March 26 - Cheating
Sometimes, you find out about something that you just wish you wouldn't have.  A few days ago I had this type of experience at work. 

One of my colleagues Nikola asked me to proofread a few short essays written, I thought I understood, by local students.  I eagerly accepted, feeling relieved to have something concrete to do that I knew I could complete to perfection.  They already had been proofed by someone who obviously was not a native English speaker.  I did find some spelling and grammatical mistakes although I was impressed overall by the work as well as the subject matter.  I asked Nikola about the students, who they were, what classes they were taking, and he seemed not to know, which I found odd.  Why did he even have them in the first place?  I was anxious to meet these kids, talk to them, maybe tutor them.
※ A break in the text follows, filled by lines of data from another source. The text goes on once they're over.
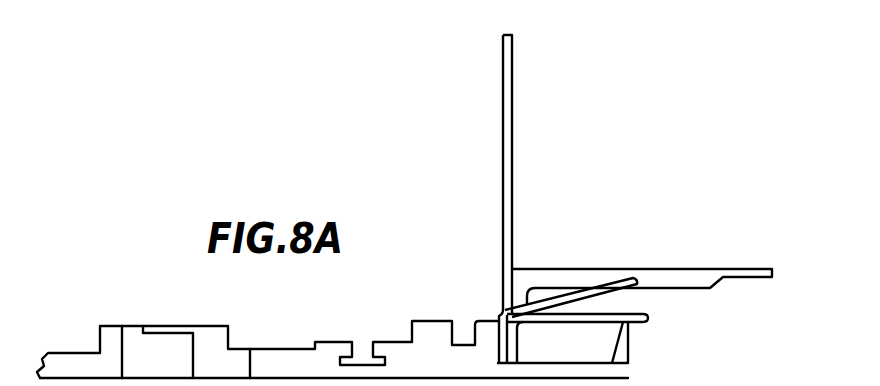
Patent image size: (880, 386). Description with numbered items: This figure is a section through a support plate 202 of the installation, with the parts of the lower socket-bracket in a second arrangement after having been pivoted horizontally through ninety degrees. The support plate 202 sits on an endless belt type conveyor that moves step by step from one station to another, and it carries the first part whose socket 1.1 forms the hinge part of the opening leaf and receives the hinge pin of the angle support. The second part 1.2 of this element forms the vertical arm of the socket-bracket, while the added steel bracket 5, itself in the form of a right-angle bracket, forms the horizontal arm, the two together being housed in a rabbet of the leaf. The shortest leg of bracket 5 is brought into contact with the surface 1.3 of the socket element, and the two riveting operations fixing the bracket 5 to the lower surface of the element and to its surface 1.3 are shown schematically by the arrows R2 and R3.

The support plate 202 is at (195, 325).
The steel bracket 5 is at (512, 135).
The socket 1.1 is at (602, 348).
The second part 1.2 is at (658, 268).
The surface 1.3 is at (627, 314).
The riveting operation arrow R2 is at (546, 249).
The riveting operation arrow R3 is at (597, 249).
Long after I was done, a boy I assumed to be one of the students came by to pick them up.  I asked him which one he had written, and he shook his head.  I asked him if I could meet the students that wrote the essays, especially the one on the education system in Macedonia, which I found to be extremely insightful.  He looked at me like I was crazy.  I asked him, in Macedonian, if he spoke English, and he scoffed, "Nah".  Then he went with Nikola to Nikola's computer with a disk, and they proceeded to work on something.
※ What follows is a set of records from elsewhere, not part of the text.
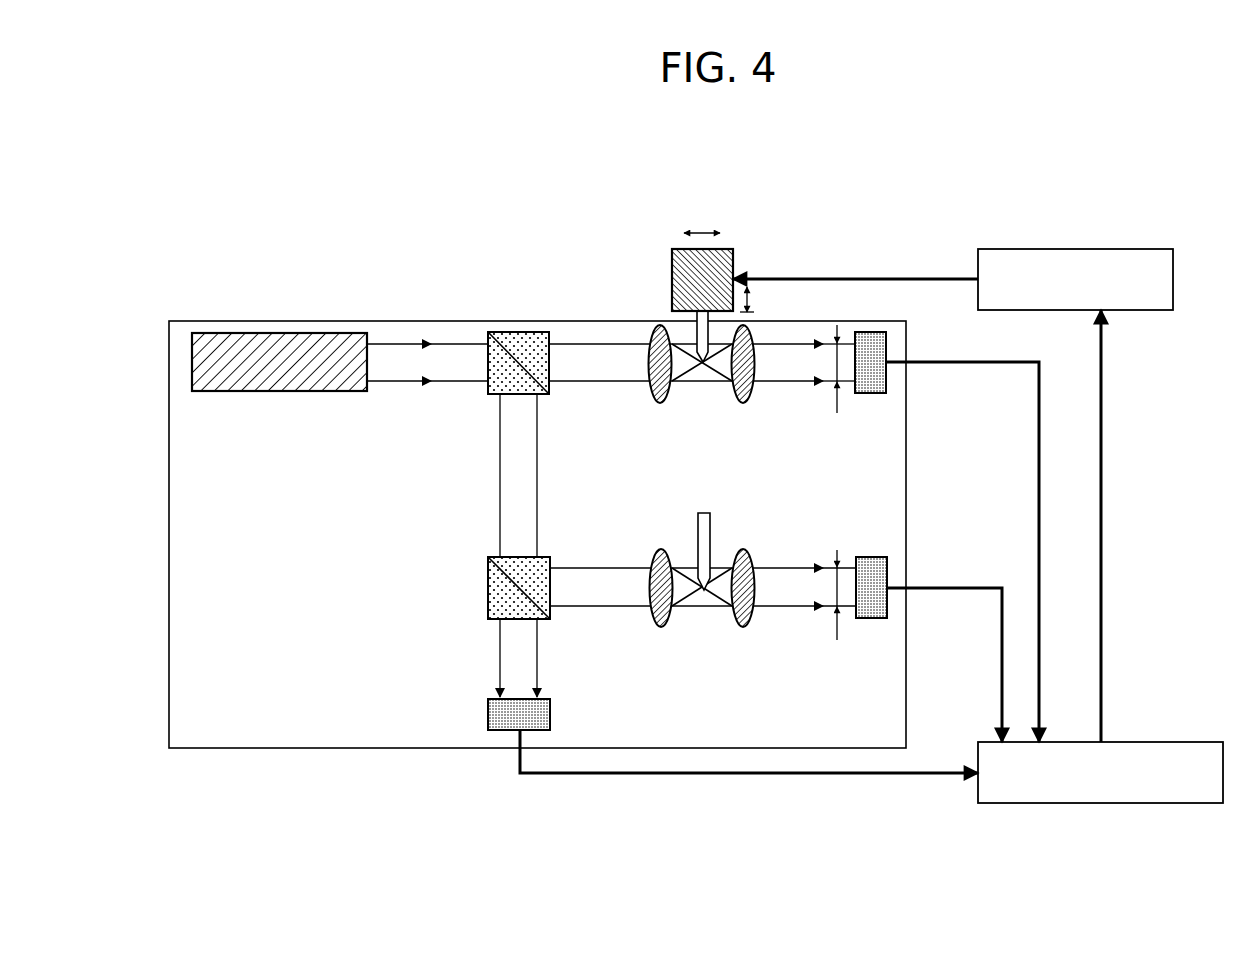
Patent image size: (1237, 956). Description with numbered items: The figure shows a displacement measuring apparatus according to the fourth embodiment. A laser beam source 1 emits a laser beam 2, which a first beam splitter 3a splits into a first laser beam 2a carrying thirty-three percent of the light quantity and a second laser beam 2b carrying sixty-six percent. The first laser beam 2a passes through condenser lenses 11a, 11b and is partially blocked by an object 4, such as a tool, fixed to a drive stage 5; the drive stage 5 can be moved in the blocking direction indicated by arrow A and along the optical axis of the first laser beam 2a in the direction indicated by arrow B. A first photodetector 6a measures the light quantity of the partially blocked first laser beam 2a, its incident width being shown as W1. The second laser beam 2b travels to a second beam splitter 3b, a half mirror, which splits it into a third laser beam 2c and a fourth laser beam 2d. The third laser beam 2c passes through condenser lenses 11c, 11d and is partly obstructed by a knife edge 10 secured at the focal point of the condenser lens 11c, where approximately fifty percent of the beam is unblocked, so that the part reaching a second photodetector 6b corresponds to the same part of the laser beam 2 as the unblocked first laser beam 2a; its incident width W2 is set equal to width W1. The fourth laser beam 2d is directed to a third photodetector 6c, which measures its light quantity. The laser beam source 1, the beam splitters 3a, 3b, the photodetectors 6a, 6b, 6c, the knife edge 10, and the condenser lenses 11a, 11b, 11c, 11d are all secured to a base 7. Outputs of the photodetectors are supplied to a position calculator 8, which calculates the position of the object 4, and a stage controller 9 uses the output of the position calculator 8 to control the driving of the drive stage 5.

The laser beam source 1 is at (272, 332).
The laser beam 2 is at (388, 384).
The first laser beam 2a is at (601, 384).
The second laser beam 2b is at (500, 463).
The third laser beam 2c is at (601, 608).
The fourth laser beam 2d is at (500, 643).
The first beam splitter 3a is at (527, 331).
The second beam splitter 3b is at (488, 574).
The object 4 is at (697, 334).
The drive stage 5 is at (672, 262).
The first photodetector 6a is at (872, 395).
The second photodetector 6b is at (871, 619).
The third photodetector 6c is at (550, 716).
The base 7 is at (367, 320).
The position calculator 8 is at (1177, 741).
The stage controller 9 is at (1175, 279).
The knife edge 10 is at (698, 529).
The condenser lens 11a is at (661, 404).
The condenser lens 11b is at (743, 404).
The condenser lens 11c is at (662, 628).
The condenser lens 11d is at (743, 628).
The arrow A is at (756, 302).
The arrow B is at (702, 214).
The width W1 is at (841, 394).
The width W2 is at (839, 597).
By and by I went over there to see what they were doing, and I saw that the content of the three essays had been typed up already.  Nikola was implementing my corrections to the document.  Naively I even helped a little bit further.  I started asking Jasminka how the student, a boy of probably fifteen years, knew the authors of the essays.  She said she didn't know, and I asked her why he had them, and she said she didn't know.  I was like, why the heck does he have a typed up copy of these other people's work?  It was not making sense.  Then she explained he was trying to complete an assignment to demonstrate his English proficiency.  I thought I misunderstood, so I asked her again how those essays were part of his assignment.  Finally, she said, "He's cheating!" 

I didn't know what to say.  I just stood there for a moment, and then I said, "I think that's wrong."  She kind of nodded and said, "It's for the grade."  I replied, "But he didn't write those.  He's stealing someone else's work!"  I felt myself starting to get angry and I reminded myself that it had nothing to do with Jasminka.  Don't shoot the messenger, I reminded myself.  I told her, "I would not have helped if I would have understood what was going on."  She just looked at me.  I said, "There is no way that I would have helped if I understood that he was cheating in school.  This is wrong."  Right then I had to run an errand, and I was relieved to get out of there.
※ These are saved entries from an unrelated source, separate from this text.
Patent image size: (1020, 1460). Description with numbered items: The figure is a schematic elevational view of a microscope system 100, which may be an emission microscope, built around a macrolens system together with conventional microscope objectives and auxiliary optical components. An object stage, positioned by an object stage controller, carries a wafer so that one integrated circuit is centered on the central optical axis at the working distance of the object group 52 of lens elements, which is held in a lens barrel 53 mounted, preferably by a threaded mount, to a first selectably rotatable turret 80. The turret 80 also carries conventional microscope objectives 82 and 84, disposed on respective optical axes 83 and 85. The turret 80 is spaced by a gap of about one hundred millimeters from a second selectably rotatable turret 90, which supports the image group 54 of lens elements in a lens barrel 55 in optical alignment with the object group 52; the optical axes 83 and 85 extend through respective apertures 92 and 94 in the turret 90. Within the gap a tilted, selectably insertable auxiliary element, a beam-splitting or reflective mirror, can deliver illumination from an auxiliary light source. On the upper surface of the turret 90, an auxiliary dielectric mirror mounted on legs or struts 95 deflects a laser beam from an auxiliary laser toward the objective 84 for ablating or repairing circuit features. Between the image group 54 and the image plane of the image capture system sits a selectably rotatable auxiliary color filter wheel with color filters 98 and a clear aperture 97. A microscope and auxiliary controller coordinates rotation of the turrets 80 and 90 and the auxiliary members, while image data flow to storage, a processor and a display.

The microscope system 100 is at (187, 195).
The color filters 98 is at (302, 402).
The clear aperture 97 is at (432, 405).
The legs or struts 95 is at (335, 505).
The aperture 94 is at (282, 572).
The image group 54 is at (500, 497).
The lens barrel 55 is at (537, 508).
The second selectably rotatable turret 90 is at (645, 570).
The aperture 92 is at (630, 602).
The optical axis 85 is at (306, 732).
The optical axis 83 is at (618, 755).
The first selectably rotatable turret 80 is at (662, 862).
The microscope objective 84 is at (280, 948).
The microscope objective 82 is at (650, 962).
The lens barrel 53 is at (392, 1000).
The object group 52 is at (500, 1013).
When I returned, I decided not to say anything about it.  It made me angry for those students who worked so hard to do that work.  Those were their ideas, one of them contained very private, individual thoughts about friendships.  What kind of example did we set as adults, not only turning our heads to a student cheating for a grade he didn't earn, but helping him!  Nikola sat there and typed all the corrections while the kid leaned against the wall and watched.  I have told people repeatedly I would help them with their English work, but that I wouldn't do it for them. 

What is this kid's teacher going to think, when she receives three grammatically perfect essays from a kid who can't even write in English?  I restructured some of the sentences extensively to make them perfect.  It isn't the British English they teach here, it's American English. It is going to be obvious that not only did he not do it, but that there could have been only one person who did - me.  Like I think that's a cool thing to support in any way, shape or form!!

I think that's abhorrent.  I am against lying, I am against cheating, I am against the idea of people profiting from other people's hard work.  And I am against people who think that they deserve a free ride.  What is that grade worth?  What does it do to the value of any of those kids' grades?  I want to slap people like this upside the head and ask them who the hell they think they are.  I worked hard for things I have, and I'll be damned if I am going to support people who steal things, ideas or what have you.

I feel like I was taken advantage of by people who have different values than I do, and I feel like through a misunderstanding I participated in something that actually I strongly disagree with, which is why I am peeved about it still.  I will have to find a way to communicate to everyone that I am against this, without totally offending them.  I wish I could take it back, look at Nikola and tell him no, and why, and let him think on that one.  People should have some pride about themselves!  I am not disturbed about one homework assignment.  I am disturbed with this new insight into the values of people I truly like.